Leeds’ much-loved Brudenell – which the band once described in an interview as "kind of a rock and roll Phoenix Nights" – is their spiritual home and, with its new Community Room having opened in September, the perfect venue for an end-of-year bash across two stages. Fellow Leodensians Weirds, fresh from a tour of some of the UK’s more provincial towns with tonight’s headliners, serve up a storming set of psych-rock in an early highlight in the new room.
Over on the main stage, meanwhile, Honeyblood are gearing up for their own year-end show in Glasgow the following Friday, at the end of a whirlwind year for themselves – not least because drummer Cat Myers has recently been on loan to Mogwai, with whom she played a massive arena gig just the night before. She shows no sign of being any the worse for wear, though, and she and singer Stina Tweeddale rattle through a fizzing punk set that leans heavily on last year’s Babes Never Die.
Back in the Community Room, the evening’s most exciting prospect is served up by the return of Blood Red Shoes. The Brighton two-piece have been uncharacteristically quiet the past couple of years, taking an extended break from the road and teasing out new music – singles Eye to Eye and Bangsar have hinted at a darker and more electronic sound to come. Neither make the cut for what is effectively a comeback show tonight, with the duo firing through many of the old hits as they settle back into the saddle – although repeated audience requests for It’s Getting Boring by the Sea go unheeded. The towering, sludgy closer Colours Fade is the standout, and a reminder of how much the pair have to offer when they venture into more experimental territory – here’s hoping that’s where they’re headed on next year’s long-gestating fifth record.
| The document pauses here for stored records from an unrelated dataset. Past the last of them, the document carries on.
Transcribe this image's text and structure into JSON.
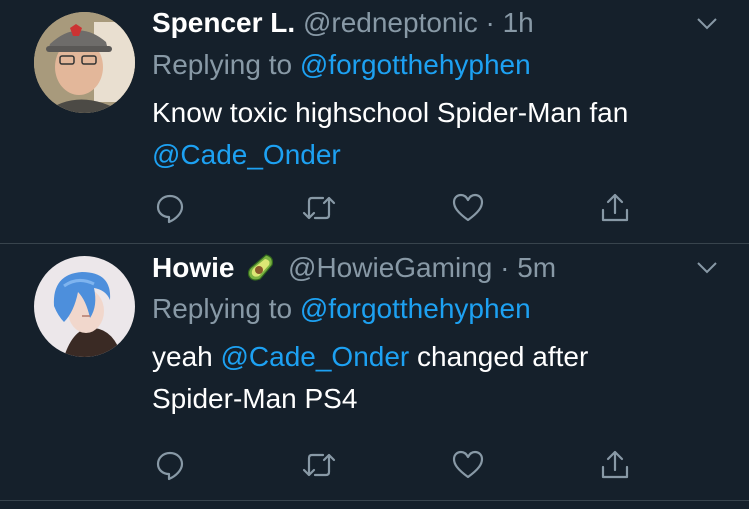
{
  "tweets": [
    {
      "name": "Spencer L.",
      "handle": "@redneptonic",
      "separator": " · ",
      "time": "1h",
      "reply_prefix": "Replying to ",
      "reply_mention": "@forgotthehyphen",
      "body_text_1": "Know toxic highschool Spider-Man fan",
      "body_mention_1": "@Cade_Onder",
      "avatar_icon": "person-with-cap-avatar"
    },
    {
      "name": "Howie",
      "name_emoji": "avocado-emoji",
      "handle": "@HowieGaming",
      "separator": " · ",
      "time": "5m",
      "reply_prefix": "Replying to ",
      "reply_mention": "@forgotthehyphen",
      "body_prefix": "yeah ",
      "body_mention": "@Cade_Onder",
      "body_suffix": " changed after",
      "body_line2": "Spider-Man PS4",
      "avatar_icon": "blue-hair-character-avatar"
    }
  ],
  "actions": {
    "reply_icon": "reply-icon",
    "retweet_icon": "retweet-icon",
    "like_icon": "heart-icon",
    "share_icon": "share-icon"
  },
  "colors": {
    "background": "#15202b",
    "divider": "#38444d",
    "secondary_text": "#8899a6",
    "link": "#1da1f2",
    "primary_text": "#ffffff"
  }
}
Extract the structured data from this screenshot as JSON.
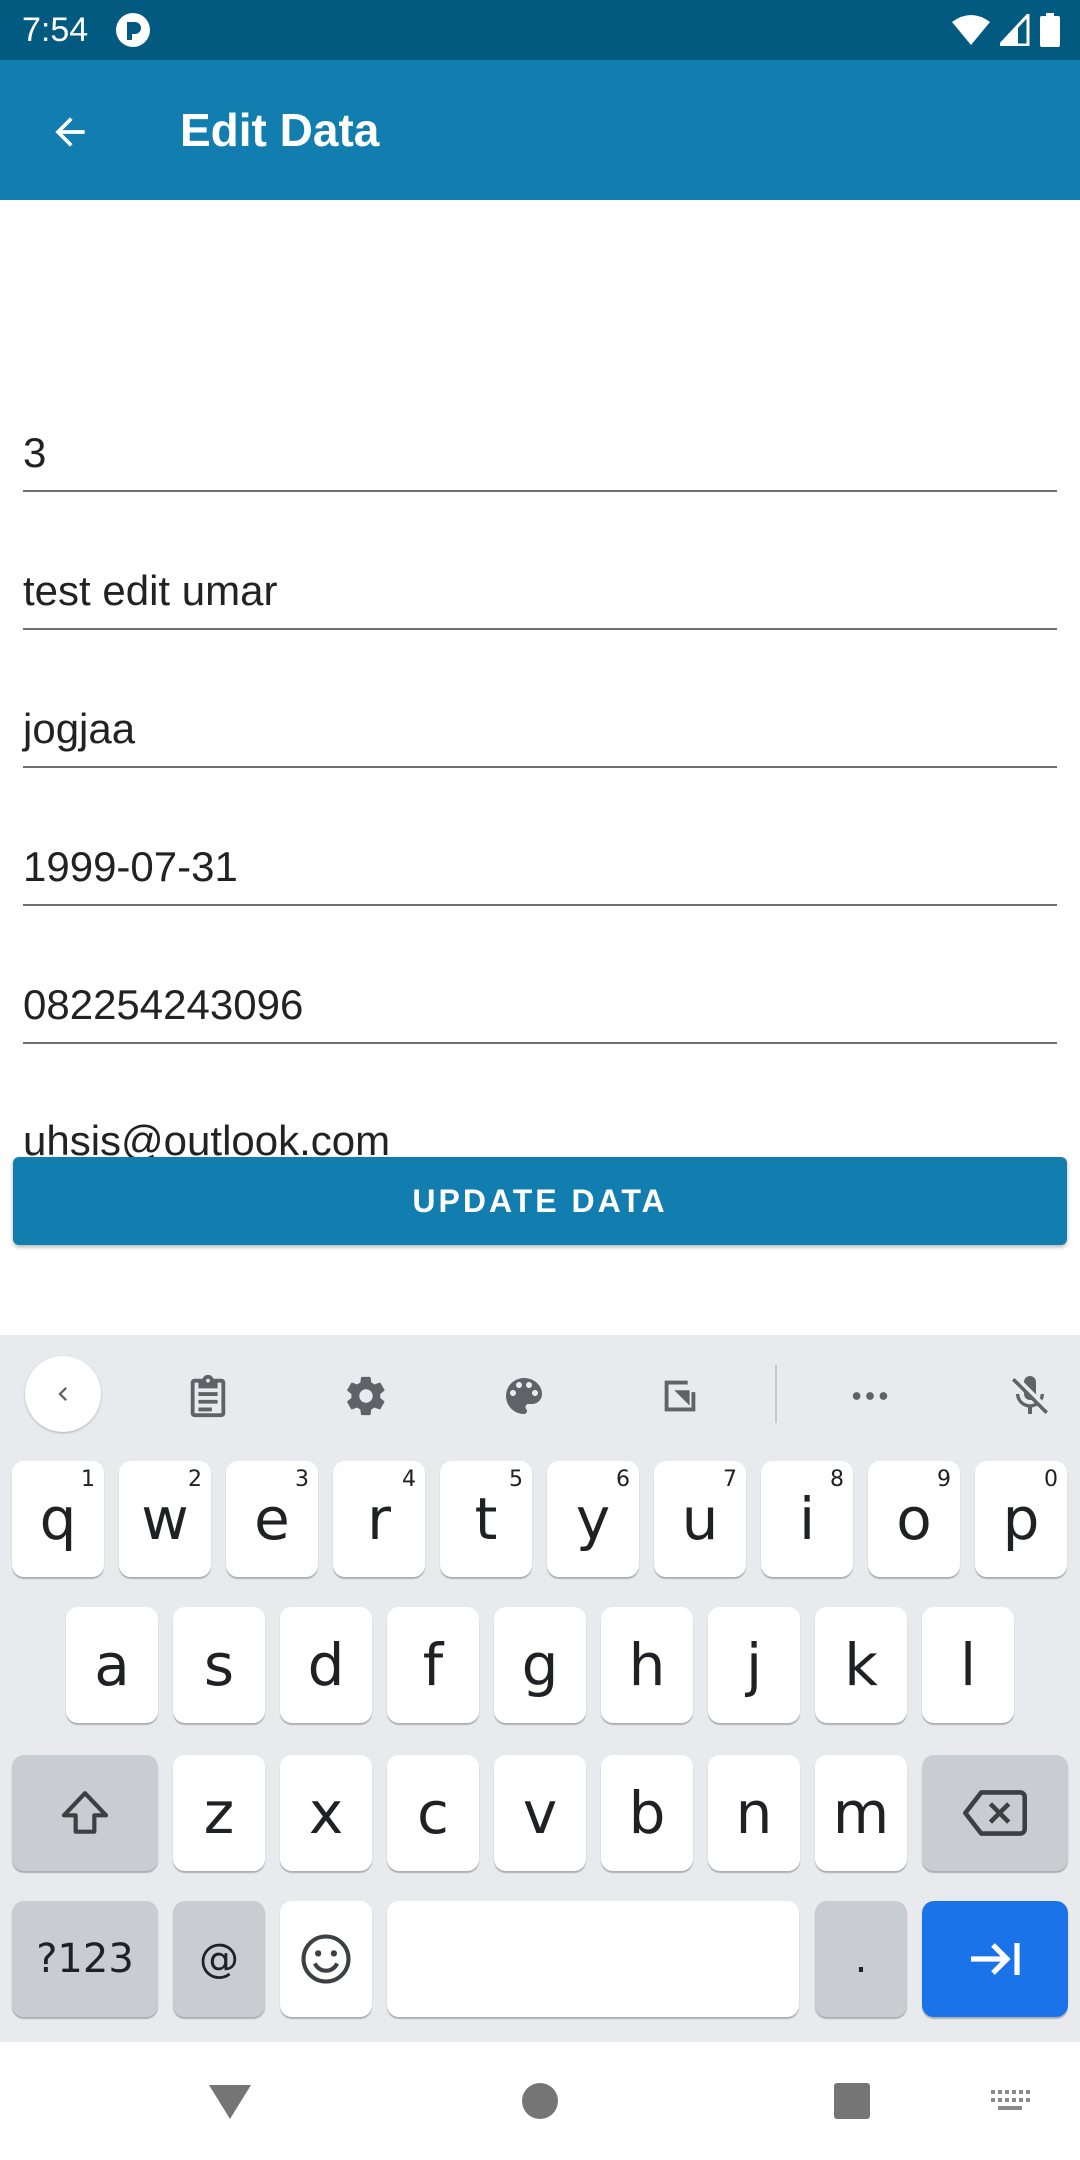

In closing proceedings, Pulled Apart by Horses are well in the mood for letting their collective hair down, and even some of the steadier cuts from The Haze become incendiary, imbued with a rough and ready charm – The Big What If and Hotel Motivation especially. The crowd respond in kind, with a sizeable mosh pit remaining open for most of the set and a veritable deluge of crowd-surfers. Inevitably, the classic likes of High Five, Swan Dive, Nose Dive and I Punched a Lion in the Throat receive the most rapturous reception, but the fact that those tracks can feel part of the same spirit, in the same set, as some of their more grown-up recent material is testament to the band’s burgeoning reputation as one of the UK’s most thrilling rock and roll prospects. They put on one hell of a party, too.